Something to Be Learned in Latest Look at GDR

Perhaps more than any former Eastern Bloc state, East Germany continues to exude a strange fascination for many. Images of the Berlin Wall with its barbed wire, watch towers and ‘death strip’, as well as stories of the all-seeing, all-knowing State Security Service – the dreaded Stasi – have helped to cement the German Democratic Republic in the public imagination as the ultimate example of an oppressive communist police state. In contrast to scholarly research on the GDR, popular history books rarely consider what life was like for ordinary East Germans. Katja Hoyer seeks to fill this gap with Beyond the Wall, which arrives purporting to be ‘the definitive history’ of the self-proclaimed workers’ and peasants’ state. 
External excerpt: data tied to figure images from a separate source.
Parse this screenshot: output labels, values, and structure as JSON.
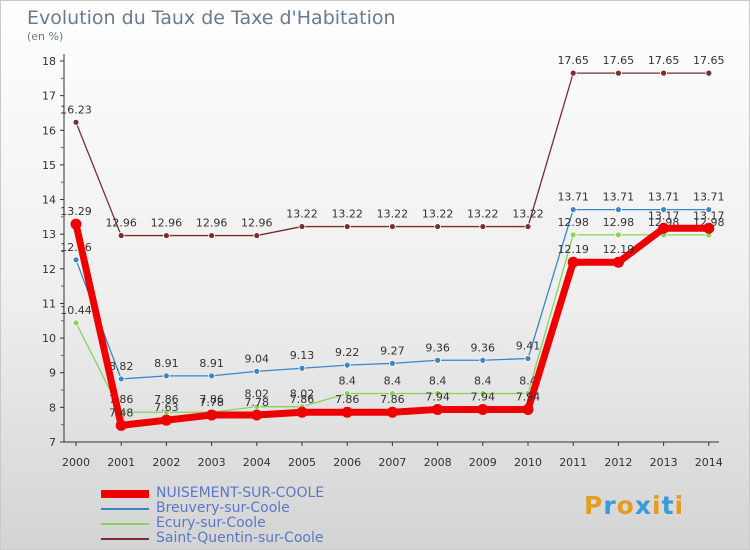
{
  "title": "Evolution du Taux de Taxe d'Habitation",
  "subtitle": "(en %)",
  "logo": {
    "text": "Proxiti",
    "letters": [
      "P",
      "r",
      "o",
      "x",
      "i",
      "t",
      "i"
    ],
    "colors": [
      "#e89c1f",
      "#3a9bd9",
      "#e89c1f",
      "#3a9bd9",
      "#e89c1f",
      "#3a9bd9",
      "#e89c1f"
    ]
  },
  "chart_data": {
    "type": "line",
    "title": "Evolution du Taux de Taxe d'Habitation",
    "ylabel": "(en %)",
    "x": [
      "2000",
      "2001",
      "2002",
      "2003",
      "2004",
      "2005",
      "2006",
      "2007",
      "2008",
      "2009",
      "2010",
      "2011",
      "2012",
      "2013",
      "2014"
    ],
    "ylim": [
      7,
      18
    ],
    "yticks": [
      "7",
      "8",
      "9",
      "10",
      "11",
      "12",
      "13",
      "14",
      "15",
      "16",
      "17",
      "18"
    ],
    "grid": false,
    "legend_position": "bottom-left",
    "series": [
      {
        "name": "Saint-Quentin-sur-Coole",
        "color": "#7b2c2c",
        "values": [
          16.23,
          12.96,
          12.96,
          12.96,
          12.96,
          13.22,
          13.22,
          13.22,
          13.22,
          13.22,
          13.22,
          17.65,
          17.65,
          17.65,
          17.65
        ],
        "labels": [
          "16.23",
          "12.96",
          "12.96",
          "12.96",
          "12.96",
          "13.22",
          "13.22",
          "13.22",
          "13.22",
          "13.22",
          "13.22",
          "17.65",
          "17.65",
          "17.65",
          "17.65"
        ]
      },
      {
        "name": "Breuvery-sur-Coole",
        "color": "#3a86c8",
        "values": [
          12.26,
          8.82,
          8.91,
          8.91,
          9.04,
          9.13,
          9.22,
          9.27,
          9.36,
          9.36,
          9.41,
          13.71,
          13.71,
          13.71,
          13.71
        ],
        "labels": [
          "12.26",
          "8.82",
          "8.91",
          "8.91",
          "9.04",
          "9.13",
          "9.22",
          "9.27",
          "9.36",
          "9.36",
          "9.41",
          "13.71",
          "13.71",
          "13.71",
          "13.71"
        ]
      },
      {
        "name": "Ecury-sur-Coole",
        "color": "#88d25a",
        "values": [
          10.44,
          7.86,
          7.86,
          7.86,
          8.02,
          8.02,
          8.4,
          8.4,
          8.4,
          8.4,
          8.4,
          12.98,
          12.98,
          12.98,
          12.98
        ],
        "labels": [
          "10.44",
          "7.86",
          "7.86",
          "7.86",
          "8.02",
          "8.02",
          "8.4",
          "8.4",
          "8.4",
          "8.4",
          "8.4",
          "12.98",
          "12.98",
          "12.98",
          "12.98"
        ]
      },
      {
        "name": "NUISEMENT-SUR-COOLE",
        "color": "#ee0000",
        "values": [
          13.29,
          7.48,
          7.63,
          7.78,
          7.78,
          7.86,
          7.86,
          7.86,
          7.94,
          7.94,
          7.94,
          12.19,
          12.19,
          13.17,
          13.17
        ],
        "labels": [
          "13.29",
          "7.48",
          "7.63",
          "7.78",
          "7.78",
          "7.86",
          "7.86",
          "7.86",
          "7.94",
          "7.94",
          "7.94",
          "12.19",
          "12.19",
          "13.17",
          "13.17"
        ]
      }
    ]
  }
}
Hoyer’s account of the history of East Germany begins in Moscow before the Second World War. Here we meet several German communists residing in exile to escape the Nazis. Two of them – Wilhelm Pieck and Walter Ulbricht – were later tasked with planning a new postwar order to be built on the ruins of Nazi Germany. When East Germany was founded on 7 October 1949, Pieck became its first president, but it was Ulbricht who held all the political power as First Secretary and de facto leader of the ruling Socialist Unity Party (SED). Hoyer then takes us on a chronological journey through East Germany’s short existence, from the construction and stabilisation of the SED state in the 1950s, to its consolidation in the 1960s, and onto the slow and steady decline of the regime from the mid-1970s to its ultimate and rather unexpected collapse in 1989.